The Congress has a limited amount of time to pass resolutions of disapproval to repeal a regulation under the Congressional Review Act.
Congress has moved similar CRA resolutions to the president's desk since January, using its authority to reverse regulations on fracking and the coal industries.
The holdup in the Senate may be due to some lawmakers believing that repealing the regulation would make it impossible to enact similar rules to reduce methane in the future, according to the letter.

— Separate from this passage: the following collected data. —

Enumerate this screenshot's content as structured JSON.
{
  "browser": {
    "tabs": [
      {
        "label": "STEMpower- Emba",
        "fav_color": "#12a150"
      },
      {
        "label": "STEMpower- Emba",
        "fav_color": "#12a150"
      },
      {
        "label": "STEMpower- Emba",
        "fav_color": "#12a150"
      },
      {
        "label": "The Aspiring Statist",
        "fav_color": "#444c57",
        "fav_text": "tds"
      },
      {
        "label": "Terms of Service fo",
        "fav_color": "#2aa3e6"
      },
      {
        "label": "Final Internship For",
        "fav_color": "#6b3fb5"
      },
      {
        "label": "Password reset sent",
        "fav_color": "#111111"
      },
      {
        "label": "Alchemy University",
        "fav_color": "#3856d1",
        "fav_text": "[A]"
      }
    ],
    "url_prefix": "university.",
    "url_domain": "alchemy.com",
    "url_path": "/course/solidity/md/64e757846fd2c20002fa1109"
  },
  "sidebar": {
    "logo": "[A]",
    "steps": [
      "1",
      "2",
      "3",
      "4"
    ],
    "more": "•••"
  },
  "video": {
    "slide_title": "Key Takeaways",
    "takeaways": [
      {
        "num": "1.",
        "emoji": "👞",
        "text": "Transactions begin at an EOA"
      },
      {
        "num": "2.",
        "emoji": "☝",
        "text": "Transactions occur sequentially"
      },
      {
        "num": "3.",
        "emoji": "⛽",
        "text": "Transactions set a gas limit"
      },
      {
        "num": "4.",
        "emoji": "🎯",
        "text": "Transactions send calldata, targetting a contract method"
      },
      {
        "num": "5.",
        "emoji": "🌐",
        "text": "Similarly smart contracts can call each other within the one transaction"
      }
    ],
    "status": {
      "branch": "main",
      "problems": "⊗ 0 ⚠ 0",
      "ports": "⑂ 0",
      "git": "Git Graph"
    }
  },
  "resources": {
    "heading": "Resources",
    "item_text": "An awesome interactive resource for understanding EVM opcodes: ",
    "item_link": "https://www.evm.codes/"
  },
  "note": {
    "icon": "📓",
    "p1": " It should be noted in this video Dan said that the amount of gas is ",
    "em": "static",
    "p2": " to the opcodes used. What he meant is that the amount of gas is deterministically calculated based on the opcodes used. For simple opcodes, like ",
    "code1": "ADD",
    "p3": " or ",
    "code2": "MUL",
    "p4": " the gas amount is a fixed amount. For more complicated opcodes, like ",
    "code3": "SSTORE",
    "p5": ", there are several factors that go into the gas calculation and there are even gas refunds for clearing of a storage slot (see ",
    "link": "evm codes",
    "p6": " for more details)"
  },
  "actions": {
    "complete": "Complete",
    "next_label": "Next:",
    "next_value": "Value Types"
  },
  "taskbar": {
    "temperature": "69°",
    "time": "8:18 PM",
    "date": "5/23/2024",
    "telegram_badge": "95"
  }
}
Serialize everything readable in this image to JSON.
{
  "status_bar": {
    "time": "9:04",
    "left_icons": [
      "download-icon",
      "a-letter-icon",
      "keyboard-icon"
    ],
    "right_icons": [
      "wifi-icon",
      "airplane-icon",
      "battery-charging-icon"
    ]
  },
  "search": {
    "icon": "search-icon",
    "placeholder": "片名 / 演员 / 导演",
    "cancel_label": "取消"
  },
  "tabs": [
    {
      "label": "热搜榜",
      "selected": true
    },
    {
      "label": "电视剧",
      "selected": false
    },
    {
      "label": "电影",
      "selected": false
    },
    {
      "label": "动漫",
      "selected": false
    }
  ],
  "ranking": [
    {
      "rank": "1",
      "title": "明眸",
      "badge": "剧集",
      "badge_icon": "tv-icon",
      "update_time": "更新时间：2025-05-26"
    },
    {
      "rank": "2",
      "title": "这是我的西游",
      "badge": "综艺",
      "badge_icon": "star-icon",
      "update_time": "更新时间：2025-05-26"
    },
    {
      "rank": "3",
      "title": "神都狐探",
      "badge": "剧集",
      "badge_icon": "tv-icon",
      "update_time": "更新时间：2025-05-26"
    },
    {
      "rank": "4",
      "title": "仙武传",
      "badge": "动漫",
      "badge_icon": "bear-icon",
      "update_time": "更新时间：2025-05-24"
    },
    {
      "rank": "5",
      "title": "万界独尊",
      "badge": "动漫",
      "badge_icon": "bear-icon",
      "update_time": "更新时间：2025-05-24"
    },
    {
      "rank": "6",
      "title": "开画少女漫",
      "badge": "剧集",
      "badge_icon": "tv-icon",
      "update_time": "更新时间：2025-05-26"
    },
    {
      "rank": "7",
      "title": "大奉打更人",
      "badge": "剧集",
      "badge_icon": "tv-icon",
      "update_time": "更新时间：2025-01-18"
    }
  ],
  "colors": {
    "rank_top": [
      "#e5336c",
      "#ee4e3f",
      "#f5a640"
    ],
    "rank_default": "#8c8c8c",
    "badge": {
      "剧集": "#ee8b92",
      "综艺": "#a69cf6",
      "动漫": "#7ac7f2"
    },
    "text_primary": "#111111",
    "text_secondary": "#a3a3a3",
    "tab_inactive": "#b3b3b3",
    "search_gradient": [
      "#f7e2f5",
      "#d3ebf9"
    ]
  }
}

"Some senators have voiced concerns that CRA method precludes future regulations. This concern is misplaced," the groups wrote. "The rule, as written, is meant to regulate methane emissions for air quality. However, [the Interior Department] only has the authority to regulate waste —the EPA regulates air quality and already has a methane regulation in place," it said.
"Regardless of your position on the regulation, it is clear that the [Interior Department's Bureau of Land Management] is far afield from its jurisdiction," the letter added.
Nevertheless, Republican senators who support ethanol fuels also may be to blame for some of the delay, according to recent reports.
A group of senators led by John Thune, R-S.D., and Charles Grassley, R-Iowa, want to trade a vote on a bill to eliminate a restriction on selling higher blends of gasoline and ethanol in the summer for a vote on the methane resolution, the Hill reported.
Thune said they tried to get it included in the government spending bill, to no avail. Not they are looking for new avenues, which has them eyeing the resolution of disapproval.
"We tried to get it included in the [spending bill], unsuccessfully. So we're looking now for other vehicles and seeing … how methane fits into that picture," Thune said Wednesday.
Other lawmakers don't believe the resolution on methane is the right venue for the ethanol change. Thune and Grassley want to end a restriction on 15-percent ethanol blends by eliminating a fuel volatility rule that restricts its use during the summer driving season.